How to choose the right blood collection tube for your sample?
How to select inactivated and non-inactivated virus preservation solutions?
How can I effectively extract nucleic acids from viscous sputum samples?
At the end of 2019, a new coronavirus pneumonia raged in China. Due to its high contagiousness, the country paid great attention to this outbreak and organized national efforts to prevent and control the epidemic. The research community isolated the novel coronavirus strain and deciphered its nucleic acid sequence in a short period of time. The new coronavirus nucleic acid detection technology became popular and entered the public eye, opening the era of pathogenic nucleic acid detection.
Pathogenic nucleic acid testing includes sample collection, nucleic acid extraction, and nucleic acid amplification. All can have a decisive impact on the final result. The timing and location of sample collection, sample handling and preservation, the efficiency of nucleic acid extraction, and the sensitivity of amplification reagents all affect the interpretation of the final results. I am sure you are familiar with nucleic acid extraction and PCR amplification. How much do you know about sample collection and pretreatment? Next, let me take you through.
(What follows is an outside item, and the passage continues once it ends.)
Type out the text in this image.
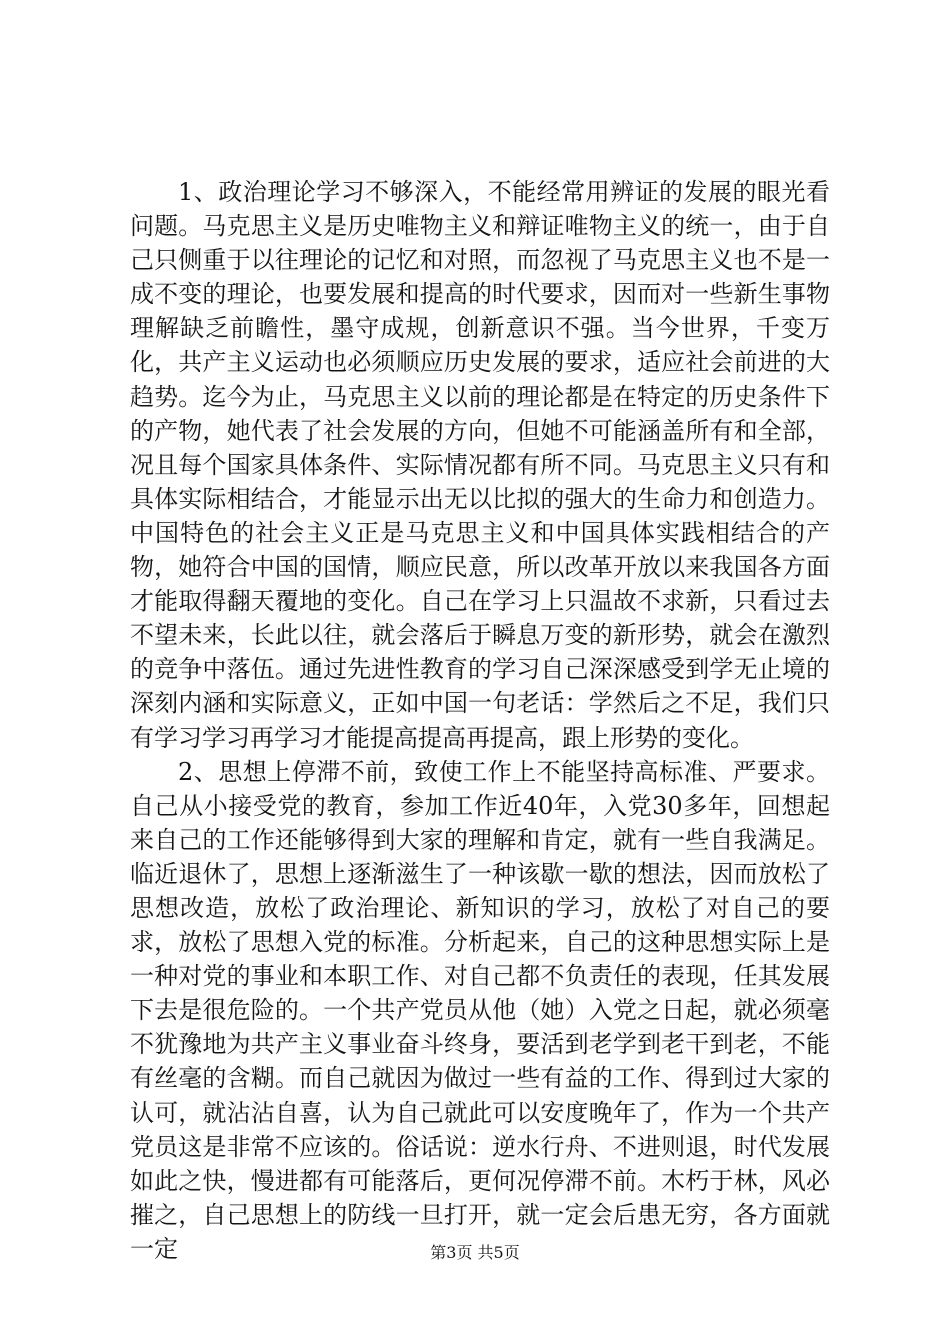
1、政治理论学习不够深入，不能经常用辨证的发展的眼光看问题。马克思主义是历史唯物主义和辩证唯物主义的统一，由于自己只侧重于以往理论的记忆和对照，而忽视了马克思主义也不是一成不变的理论，也要发展和提高的时代要求，因而对一些新生事物理解缺乏前瞻性，墨守成规，创新意识不强。当今世界，千变万化，共产主义运动也必须顺应历史发展的要求，适应社会前进的大趋势。迄今为止，马克思主义以前的理论都是在特定的历史条件下的产物，她代表了社会发展的方向，但她不可能涵盖所有和全部，况且每个国家具体条件、实际情况都有所不同。马克思主义只有和具体实际相结合，才能显示出无以比拟的强大的生命力和创造力。中国特色的社会主义正是马克思主义和中国具体实践相结合的产物，她符合中国的国情，顺应民意，所以改革开放以来我国各方面才能取得翻天覆地的变化。自己在学习上只温故不求新，只看过去不望未来，长此以往，就会落后于瞬息万变的新形势，就会在激烈的竞争中落伍。通过先进性教育的学习自己深深感受到学无止境的深刻内涵和实际意义，正如中国一句老话：学然后之不足，我们只有学习学习再学习才能提高提高再提高，跟上形势的变化。

2、思想上停滞不前，致使工作上不能坚持高标准、严要求。自己从小接受党的教育，参加工作近40年，入党30多年，回想起来自己的工作还能够得到大家的理解和肯定，就有一些自我满足。临近退休了，思想上逐渐滋生了一种该歇一歇的想法，因而放松了思想改造，放松了政治理论、新知识的学习，放松了对自己的要求，放松了思想入党的标准。分析起来，自己的这种思想实际上是一种对党的事业和本职工作、对自己都不负责任的表现，任其发展下去是很危险的。一个共产党员从他（她）入党之日起，就必须毫不犹豫地为共产主义事业奋斗终身，要活到老学到老干到老，不能有丝毫的含糊。而自己就因为做过一些有益的工作、得到过大家的认可，就沾沾自喜，认为自己就此可以安度晚年了，作为一个共产党员这是非常不应该的。俗话说：逆水行舟、不进则退，时代发展如此之快，慢进都有可能落后，更何况停滞不前。木朽于林，风必摧之，自己思想上的防线一旦打开，就一定会后患无穷，各方面就一定	第3页 共5页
Pathogenic nucleic acid detection in the clinical common sample types are tissue, blood, swabs, sputum, etc., some of the samples are viscous, direct extraction effect is not good. I often encounter partners ask about the handling of these samples, here I made a summary of the summary, I hope it will be helpful to you.
Tissue samples
Block tissue samples cannot be fully lysed in a short period of time and generally require sample pre-treatment. Fresh tissue samples are washed twice with physiological saline, and then the cleaned tissue blocks are made into homogenate by glass sand grinding or tissue grinder, added to physiological saline or PBS for vigorous shaking and mixing, centrifuged, and the supernatant is taken for nucleic acid extraction.
Blood samples
It is sufficient to use vacuum blood collection tubes containing anticoagulants for preservation. However, there are various types of anticoagulants in blood collection tubes, and the type of anticoagulant can directly affect the results of subsequent tests. I consult professional books, it is recommended to use EDTA or sodium citrate anticoagulation tube, not recommended to use heparin anticoagulation tube (because heparin is difficult to remove in the later nucleic acid extraction process, and heparin has a strong inhibitory effect on PCR reaction, so it is not recommended to use heparin anticoagulation tube). After collecting the blood, invert and mix for later use.
Serum or plasma samples
The supernatant separated from whole blood without anticoagulant is serum, and the supernatant separated from whole blood with anticoagulant is plasma. After whole blood is taken, it is rested for 1-2 h and placed in a centrifuge for 15 min at 3000 rpm to obtain serum or plasma.
Swab samples
Swab samples are usually stored in virus preservation tubes. Virus preservation tubes are divided into inactivated virus preservation tubes and non-inactivated virus preservation tubes depending on the composition of the preservation solution. Non-inactivated virus preservation solution is a modified virus maintenance solution based on transport medium, which can retain virus activity and is mostly used for isolation and identification of virus strains and virus culture. Inactivated virus preservation solution is a modified preservation solution based on nucleic acid extraction lysate, which can lyse inactivated viruses while protecting viral nucleic acids from degradation, and is usually used for pathogenic nucleic acid detection. Sampling swabs directly contact the sampling site, the material of the swab will also have an impact on the subsequent test results, of which velvet swabs are widely used because of their good water absorption and more conducive to the release of viral properties. After sampling, the swab is well shaken and mixed in the preservation solution, and the supernatant is taken for nucleic acid extraction.
Sputum samples
Sputum contains a large amount of mucin and impurities and is relatively viscous, which makes direct nucleic acid extraction ineffective, so sputum pretreatment is performed. The sputum is liquefied with NaOH or denaturant, and then the precipitate is centrifuged for nucleic acid extraction.